2. Narrate, Don’t Just Instruct
Learning isn’t rational. It’s emotional. Use stories, role models, and examples. Use the pain people already feel in their jobs as your starting point. Show how the program solves their problems, not just organizational gaps.
3. Measure Signals, Not Just Completions
It’s not just about how many finished the module. Look at:
- Are managers talking about it?
- Are teams applying the learning in reviews?
- Are new behaviors showing up?
Adoption is a process. Culture change takes time. Track momentum, not just milestones.
Culture: The Hidden Key Result
That tool episode reminded me—again—that mandating first is quick, but understanding first is sustainable.
Because every decision broadcasts a message that eventually lands in your engagement scores, your manager effectiveness scores, your attrition data.
Culture remembers how you decided, not just what you decided.
And in L&D, how we facilitate learning is as important as what we teach. Every rollout is a signal. If we shortcut the process, people start believing that learning isn’t truly valued—just tracked.
Ask yourself: What values are reflected in the way this initiative is implemented? Are we modeling the curiosity, openness, and growth mindset we want from our people?
As organizational psychologist Adam Grant reminds us, “People hate being told what to think, but they love being given something to think about.” In other words, autonomy fuels engagement. When we invite people into change—rather than drag them—we increase both buy-in and ownership.

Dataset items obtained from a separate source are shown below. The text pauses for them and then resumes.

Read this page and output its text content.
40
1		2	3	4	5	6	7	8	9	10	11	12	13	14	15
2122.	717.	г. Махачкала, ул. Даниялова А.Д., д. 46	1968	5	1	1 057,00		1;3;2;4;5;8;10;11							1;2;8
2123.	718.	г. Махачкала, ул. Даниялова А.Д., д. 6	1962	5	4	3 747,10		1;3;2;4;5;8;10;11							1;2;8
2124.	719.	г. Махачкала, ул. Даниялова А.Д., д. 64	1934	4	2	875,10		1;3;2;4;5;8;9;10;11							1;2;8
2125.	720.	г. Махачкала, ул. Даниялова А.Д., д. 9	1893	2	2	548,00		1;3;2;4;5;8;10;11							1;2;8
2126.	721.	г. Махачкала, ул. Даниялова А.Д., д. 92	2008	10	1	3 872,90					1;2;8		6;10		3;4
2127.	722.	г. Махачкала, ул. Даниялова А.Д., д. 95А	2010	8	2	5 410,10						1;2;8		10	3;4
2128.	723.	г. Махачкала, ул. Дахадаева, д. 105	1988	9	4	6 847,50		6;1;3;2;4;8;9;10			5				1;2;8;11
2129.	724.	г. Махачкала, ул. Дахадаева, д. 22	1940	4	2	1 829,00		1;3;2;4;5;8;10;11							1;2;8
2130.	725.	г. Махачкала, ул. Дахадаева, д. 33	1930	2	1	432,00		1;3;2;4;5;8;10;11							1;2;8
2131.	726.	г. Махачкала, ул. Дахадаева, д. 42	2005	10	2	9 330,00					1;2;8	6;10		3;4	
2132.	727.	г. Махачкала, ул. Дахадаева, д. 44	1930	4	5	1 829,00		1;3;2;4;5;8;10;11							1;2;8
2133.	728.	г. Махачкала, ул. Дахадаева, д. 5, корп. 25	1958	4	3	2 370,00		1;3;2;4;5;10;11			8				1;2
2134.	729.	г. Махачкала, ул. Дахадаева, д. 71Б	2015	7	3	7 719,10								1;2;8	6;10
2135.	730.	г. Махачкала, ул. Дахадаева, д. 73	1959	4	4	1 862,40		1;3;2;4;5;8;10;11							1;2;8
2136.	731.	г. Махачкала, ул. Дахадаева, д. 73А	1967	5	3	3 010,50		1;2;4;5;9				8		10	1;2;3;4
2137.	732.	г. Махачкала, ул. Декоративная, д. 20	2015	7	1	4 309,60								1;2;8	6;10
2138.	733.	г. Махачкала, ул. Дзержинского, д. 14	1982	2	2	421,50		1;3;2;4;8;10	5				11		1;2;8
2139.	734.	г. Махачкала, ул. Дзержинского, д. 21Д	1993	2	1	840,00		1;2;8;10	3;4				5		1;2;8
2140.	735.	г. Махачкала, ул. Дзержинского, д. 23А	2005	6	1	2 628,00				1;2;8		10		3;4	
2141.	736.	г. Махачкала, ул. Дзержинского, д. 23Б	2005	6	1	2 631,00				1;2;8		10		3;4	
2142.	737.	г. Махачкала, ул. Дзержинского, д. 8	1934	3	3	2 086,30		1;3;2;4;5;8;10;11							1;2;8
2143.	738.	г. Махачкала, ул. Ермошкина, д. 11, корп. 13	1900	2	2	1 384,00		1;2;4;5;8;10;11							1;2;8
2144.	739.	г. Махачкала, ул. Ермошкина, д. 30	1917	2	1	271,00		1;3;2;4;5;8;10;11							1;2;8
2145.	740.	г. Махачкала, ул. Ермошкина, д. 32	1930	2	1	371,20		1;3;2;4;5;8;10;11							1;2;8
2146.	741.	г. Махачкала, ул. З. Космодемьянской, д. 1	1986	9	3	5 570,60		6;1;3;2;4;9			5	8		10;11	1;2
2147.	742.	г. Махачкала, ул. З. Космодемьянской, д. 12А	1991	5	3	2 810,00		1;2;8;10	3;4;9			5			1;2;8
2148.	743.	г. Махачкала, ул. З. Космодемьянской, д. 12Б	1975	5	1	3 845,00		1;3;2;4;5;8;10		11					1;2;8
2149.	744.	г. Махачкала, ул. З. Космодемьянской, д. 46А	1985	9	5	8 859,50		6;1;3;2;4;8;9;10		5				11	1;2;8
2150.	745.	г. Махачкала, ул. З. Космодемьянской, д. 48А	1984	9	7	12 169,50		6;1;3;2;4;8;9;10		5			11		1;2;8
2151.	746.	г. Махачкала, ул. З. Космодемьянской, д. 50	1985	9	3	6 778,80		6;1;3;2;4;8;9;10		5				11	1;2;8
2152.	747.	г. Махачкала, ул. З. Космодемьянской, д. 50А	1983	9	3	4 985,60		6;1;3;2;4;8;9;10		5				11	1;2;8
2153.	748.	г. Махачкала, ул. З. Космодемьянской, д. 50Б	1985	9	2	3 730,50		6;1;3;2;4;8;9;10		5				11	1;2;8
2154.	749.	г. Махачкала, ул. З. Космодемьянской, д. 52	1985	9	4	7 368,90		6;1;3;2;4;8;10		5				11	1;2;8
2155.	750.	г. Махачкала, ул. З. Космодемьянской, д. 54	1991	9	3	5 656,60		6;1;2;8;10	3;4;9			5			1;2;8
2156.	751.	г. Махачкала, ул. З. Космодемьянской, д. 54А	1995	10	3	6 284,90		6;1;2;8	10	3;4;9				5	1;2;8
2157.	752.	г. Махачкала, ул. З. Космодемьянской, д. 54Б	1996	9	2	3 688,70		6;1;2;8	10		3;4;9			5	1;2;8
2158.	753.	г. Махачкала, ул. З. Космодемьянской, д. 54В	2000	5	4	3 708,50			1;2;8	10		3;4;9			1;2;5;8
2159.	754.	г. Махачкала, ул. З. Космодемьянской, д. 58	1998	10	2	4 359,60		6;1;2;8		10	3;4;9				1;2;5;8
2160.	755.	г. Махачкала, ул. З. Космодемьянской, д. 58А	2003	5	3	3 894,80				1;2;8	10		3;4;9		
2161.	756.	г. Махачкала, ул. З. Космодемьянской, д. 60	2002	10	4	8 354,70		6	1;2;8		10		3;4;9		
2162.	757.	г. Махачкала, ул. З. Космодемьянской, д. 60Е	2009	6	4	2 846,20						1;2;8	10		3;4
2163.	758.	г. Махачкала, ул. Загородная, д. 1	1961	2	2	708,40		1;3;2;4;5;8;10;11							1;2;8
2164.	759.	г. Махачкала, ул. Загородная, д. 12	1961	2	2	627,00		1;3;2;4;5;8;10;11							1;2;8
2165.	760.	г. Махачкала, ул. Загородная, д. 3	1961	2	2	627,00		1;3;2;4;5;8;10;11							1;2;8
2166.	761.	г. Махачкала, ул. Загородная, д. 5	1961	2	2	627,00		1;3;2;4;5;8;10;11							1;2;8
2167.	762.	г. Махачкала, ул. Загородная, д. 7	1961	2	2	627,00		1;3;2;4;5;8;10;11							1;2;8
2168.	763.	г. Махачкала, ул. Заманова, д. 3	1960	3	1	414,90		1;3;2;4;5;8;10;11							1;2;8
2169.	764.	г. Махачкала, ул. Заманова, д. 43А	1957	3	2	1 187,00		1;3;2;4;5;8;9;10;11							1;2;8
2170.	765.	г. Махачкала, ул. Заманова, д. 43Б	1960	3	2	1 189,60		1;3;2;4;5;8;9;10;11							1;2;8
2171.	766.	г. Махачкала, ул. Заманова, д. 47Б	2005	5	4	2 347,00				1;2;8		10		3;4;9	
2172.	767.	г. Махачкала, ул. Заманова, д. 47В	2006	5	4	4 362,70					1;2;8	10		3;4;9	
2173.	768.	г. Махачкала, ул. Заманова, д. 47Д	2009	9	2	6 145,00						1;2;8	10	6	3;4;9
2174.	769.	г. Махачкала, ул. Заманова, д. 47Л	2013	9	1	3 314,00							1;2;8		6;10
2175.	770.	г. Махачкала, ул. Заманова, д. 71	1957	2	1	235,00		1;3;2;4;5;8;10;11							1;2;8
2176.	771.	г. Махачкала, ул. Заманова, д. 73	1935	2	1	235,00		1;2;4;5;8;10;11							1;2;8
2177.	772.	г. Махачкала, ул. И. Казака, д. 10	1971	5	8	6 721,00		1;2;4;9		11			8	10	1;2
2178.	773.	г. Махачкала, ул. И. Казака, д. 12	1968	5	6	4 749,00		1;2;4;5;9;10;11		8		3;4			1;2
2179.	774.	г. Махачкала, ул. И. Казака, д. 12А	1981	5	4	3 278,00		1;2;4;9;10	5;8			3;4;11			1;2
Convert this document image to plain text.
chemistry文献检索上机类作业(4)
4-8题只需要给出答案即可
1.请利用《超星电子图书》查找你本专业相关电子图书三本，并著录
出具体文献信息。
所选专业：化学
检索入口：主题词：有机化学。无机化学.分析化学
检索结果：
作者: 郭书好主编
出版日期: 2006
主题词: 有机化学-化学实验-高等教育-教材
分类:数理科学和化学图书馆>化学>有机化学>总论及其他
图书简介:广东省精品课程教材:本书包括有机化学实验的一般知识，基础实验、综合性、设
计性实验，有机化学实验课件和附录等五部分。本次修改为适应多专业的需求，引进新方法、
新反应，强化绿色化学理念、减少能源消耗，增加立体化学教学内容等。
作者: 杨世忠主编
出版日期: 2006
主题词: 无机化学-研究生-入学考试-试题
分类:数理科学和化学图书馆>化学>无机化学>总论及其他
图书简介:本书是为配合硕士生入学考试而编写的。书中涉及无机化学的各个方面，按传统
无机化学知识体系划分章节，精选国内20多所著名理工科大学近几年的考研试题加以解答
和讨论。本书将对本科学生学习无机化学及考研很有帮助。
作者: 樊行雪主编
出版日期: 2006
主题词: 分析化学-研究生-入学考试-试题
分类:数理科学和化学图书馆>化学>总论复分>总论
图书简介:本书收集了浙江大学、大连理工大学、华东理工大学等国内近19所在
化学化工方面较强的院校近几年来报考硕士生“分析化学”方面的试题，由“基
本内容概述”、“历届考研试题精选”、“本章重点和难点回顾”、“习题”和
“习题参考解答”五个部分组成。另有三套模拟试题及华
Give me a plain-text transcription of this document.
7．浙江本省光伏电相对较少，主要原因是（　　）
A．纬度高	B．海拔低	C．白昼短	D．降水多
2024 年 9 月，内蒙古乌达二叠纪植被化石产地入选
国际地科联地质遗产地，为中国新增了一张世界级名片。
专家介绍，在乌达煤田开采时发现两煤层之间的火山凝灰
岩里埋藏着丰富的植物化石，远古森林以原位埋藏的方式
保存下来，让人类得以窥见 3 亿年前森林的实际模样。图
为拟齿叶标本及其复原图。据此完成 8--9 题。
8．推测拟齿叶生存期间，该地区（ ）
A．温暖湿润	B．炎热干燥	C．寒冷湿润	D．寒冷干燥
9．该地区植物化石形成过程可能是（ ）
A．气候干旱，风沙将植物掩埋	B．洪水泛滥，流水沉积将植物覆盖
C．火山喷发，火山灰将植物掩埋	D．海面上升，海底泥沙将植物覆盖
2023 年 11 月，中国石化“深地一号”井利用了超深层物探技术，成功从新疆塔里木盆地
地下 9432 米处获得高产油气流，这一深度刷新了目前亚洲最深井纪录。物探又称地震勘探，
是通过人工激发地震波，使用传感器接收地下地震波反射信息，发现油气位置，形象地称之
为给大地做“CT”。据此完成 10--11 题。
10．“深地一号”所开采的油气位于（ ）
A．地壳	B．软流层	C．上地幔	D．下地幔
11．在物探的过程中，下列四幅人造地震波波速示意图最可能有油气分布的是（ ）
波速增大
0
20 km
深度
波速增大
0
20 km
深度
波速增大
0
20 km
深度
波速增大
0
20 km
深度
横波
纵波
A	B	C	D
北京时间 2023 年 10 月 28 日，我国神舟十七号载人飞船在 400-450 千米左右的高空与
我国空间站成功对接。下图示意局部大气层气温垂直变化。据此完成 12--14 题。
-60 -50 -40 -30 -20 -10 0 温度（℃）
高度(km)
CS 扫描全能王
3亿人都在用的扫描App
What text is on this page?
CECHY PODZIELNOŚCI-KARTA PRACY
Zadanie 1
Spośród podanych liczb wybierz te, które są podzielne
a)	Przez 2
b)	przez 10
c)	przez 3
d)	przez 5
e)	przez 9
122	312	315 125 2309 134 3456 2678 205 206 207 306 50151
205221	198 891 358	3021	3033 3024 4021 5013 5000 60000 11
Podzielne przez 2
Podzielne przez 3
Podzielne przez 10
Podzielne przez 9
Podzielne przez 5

Grant also emphasizes that sustainable change happens when people feel their identity aligns with the shift. Instead of saying, “You must do this training,” try: “Here’s something that will help you grow into the kind of leader you’ve said you want to be.”
So… Do We Mandate or Not?
I wish I could give you a neat 2×2 or a yes/no checklist. But the truth? It depends. And that’s the hard part.
Here’s the filter I use:
- Have I explained the “why” in a way that resonates? Not just the business case—the human case.
- Have I answered “what’s in it for them” (WIIFT)? If the answer is “not much,” they’ll smell it.
- Have I created space for real feedback, not just polite nodding? Ask. Pause. Listen. Then respond.
If yes—and there’s still no buy-in—then yes, it may be time to draw a line. But draw it with empathy, not ego.
Because empathy isn’t the enemy of accountability. It’s how you build it.
Sometimes that means making it mandatory—but only after exhausting the opportunity for shared ownership. And even then, framing it with respect for adult learners.
One Final Thought
Mandates are tempting. Especially when we’re under pressure to show uptake, ROI, and quick wins. But in a world where trust and agility are currencies of culture, how we roll out change matters as much as the change itself.
So the next time you’re about to say “just make it mandatory,” take a breath.
Ask yourself: What does this decision teach people about how we learn here?
And choose the route that builds the kind of culture you actually want to keep.
Because the most meaningful learning journeys start not with compliance, but with clarity.
And that’s what makes the hard choice—the right one.